With Pfizer and BioNTech’s COVID-19 vaccine already being rolled out in the United Kingdom, experts believes this to be one of the safety measures needed to prevent the further spread of the disease despite reports about allergic reactions to the immunization regimen.
The British’s National Health Services (NHS) released a precaution when two of its healthcare workers reported symptoms of “Anaphylactoid reaction” which is an allergy related to anaphylaxis that can be serious and life threatening.
The symptom includes swelling, shortness of breath and a drop in blood pressure. The names of the patients were not released but each had a history of allergic reactions and carried adrenaline autoinjectors or EpiPens (It’s unclear if they utilized them in this case.) Both workers are said to be “recovering well.”
Based on the new warnings issued, the agency stated that anybody with a significant allergic reaction to a vaccine, food or medicine such as previous history of anaphylactoid reaction or those who have to carry EpiPen should avoid the Pfizer’s COVID-19 vaccine.
According to reports, there are treatments for those suffering from severe allergic reactions with the use of Epinephrine which is usually available in hospitals, clinics and even doctors’ offices where the vaccine will be given.

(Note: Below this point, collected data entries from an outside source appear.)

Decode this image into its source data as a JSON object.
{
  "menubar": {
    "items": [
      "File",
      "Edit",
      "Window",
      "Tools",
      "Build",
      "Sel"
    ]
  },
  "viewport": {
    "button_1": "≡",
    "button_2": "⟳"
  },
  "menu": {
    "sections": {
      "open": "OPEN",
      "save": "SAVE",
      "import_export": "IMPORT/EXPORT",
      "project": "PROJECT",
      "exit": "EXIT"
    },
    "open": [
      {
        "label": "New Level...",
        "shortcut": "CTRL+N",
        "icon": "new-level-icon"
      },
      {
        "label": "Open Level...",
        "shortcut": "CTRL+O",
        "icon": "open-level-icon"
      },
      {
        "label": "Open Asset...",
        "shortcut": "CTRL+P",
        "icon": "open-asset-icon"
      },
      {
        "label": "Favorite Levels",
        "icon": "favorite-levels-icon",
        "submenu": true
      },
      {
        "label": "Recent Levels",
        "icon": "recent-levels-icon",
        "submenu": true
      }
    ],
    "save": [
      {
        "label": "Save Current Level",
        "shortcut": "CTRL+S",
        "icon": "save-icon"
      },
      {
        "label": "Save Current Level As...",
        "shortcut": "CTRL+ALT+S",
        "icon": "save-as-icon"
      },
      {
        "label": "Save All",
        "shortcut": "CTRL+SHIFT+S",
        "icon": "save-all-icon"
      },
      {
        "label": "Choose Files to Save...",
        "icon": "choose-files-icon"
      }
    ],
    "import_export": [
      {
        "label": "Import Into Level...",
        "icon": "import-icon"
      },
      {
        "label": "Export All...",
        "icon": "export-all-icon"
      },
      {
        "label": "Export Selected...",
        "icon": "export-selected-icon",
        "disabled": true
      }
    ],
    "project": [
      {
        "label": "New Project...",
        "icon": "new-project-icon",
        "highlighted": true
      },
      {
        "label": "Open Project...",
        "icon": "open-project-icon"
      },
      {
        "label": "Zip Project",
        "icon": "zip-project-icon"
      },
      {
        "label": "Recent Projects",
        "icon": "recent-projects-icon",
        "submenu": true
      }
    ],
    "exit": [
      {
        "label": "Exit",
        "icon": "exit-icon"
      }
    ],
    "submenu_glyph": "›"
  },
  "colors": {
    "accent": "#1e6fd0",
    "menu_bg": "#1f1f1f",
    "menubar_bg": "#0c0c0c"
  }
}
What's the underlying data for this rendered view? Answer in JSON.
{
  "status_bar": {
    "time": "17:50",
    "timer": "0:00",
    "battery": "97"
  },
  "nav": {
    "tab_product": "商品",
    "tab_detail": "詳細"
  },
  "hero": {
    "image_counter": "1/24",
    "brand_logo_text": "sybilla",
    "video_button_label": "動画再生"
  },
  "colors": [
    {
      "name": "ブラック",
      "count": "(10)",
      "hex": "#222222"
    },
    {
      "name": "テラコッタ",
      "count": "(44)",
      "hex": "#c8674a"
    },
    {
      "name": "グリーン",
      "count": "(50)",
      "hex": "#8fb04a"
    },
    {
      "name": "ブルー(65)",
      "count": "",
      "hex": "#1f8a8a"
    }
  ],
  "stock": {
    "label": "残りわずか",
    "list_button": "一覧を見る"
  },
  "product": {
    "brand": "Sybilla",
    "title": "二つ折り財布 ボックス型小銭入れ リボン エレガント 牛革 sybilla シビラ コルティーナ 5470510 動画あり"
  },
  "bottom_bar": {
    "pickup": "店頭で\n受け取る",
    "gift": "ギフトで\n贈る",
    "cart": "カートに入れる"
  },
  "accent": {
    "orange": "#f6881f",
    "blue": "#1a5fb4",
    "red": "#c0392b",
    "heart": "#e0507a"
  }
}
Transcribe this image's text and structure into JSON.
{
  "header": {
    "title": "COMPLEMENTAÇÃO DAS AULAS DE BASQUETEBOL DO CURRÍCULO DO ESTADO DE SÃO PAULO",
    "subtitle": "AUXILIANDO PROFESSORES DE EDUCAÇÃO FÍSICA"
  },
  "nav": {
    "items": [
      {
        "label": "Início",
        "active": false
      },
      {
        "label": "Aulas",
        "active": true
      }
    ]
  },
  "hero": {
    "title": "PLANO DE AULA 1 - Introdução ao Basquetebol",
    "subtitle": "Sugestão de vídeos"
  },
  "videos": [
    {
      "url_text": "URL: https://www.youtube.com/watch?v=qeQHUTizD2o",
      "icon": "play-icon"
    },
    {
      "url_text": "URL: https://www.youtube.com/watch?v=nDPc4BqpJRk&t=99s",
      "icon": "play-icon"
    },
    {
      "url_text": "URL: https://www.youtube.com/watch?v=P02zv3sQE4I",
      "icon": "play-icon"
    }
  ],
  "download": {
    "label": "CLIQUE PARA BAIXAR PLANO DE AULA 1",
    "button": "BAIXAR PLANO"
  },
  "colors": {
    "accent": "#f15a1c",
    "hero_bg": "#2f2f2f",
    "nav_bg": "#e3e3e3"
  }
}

The UK on Tuesday began the nationwide rollout of the Pfizer’s COVID-19 vaccine and became the first western nation to do so but prioritize on the older generations and healthcare workers first before proceeding to the general mass. Several thousand people have received the vaccine already.
The country’s medical regulators approved the use of the vaccine last week which comes in two dose regimen.
The U.S. Food and Drug Administration is scheduled to hold a public meeting Thursday to decide on an emergency use authorization for the shot.
If the authorization is approved, which most experts predict, the first doses of the vaccine could be administered as soon as this weekend.
Health experts in the US and the UK warned the people of America not to see the vaccination as a bad thing despite some conspiracy theorists taking to social media platforms tot spread misinformation about the vaccine.
“We really don’t have enough information yet,” said Dr. Uché Blackstock, CEO of Advancing Health Equity and a Yahoo News medical contributor. “We don’t know if their reactions were just coincidence or actually caused by the vaccine.”
She also noted that data from clinical trials of the vaccine which involved some 44,000 participants didn’t show any evidence of such cases.
Also worth noting is that a brief meeting released on Tuesday by the FDA reaffirmed the results of the clinical trial which is said to be a whooping 95% effective in preventing symptomatic COVID-19.
“These are two people out of tens of thousands of people,” she added. “So I wouldn’t worry yet.”
Dr. Dara Kass, a Columbia University associate professor of emergency medicine and a Yahoo News medical contributor, agreed.
“As with everything in life, it means going slowly, being deliberate and tracking outcomes,” Kass said. “We don’t know what this means.”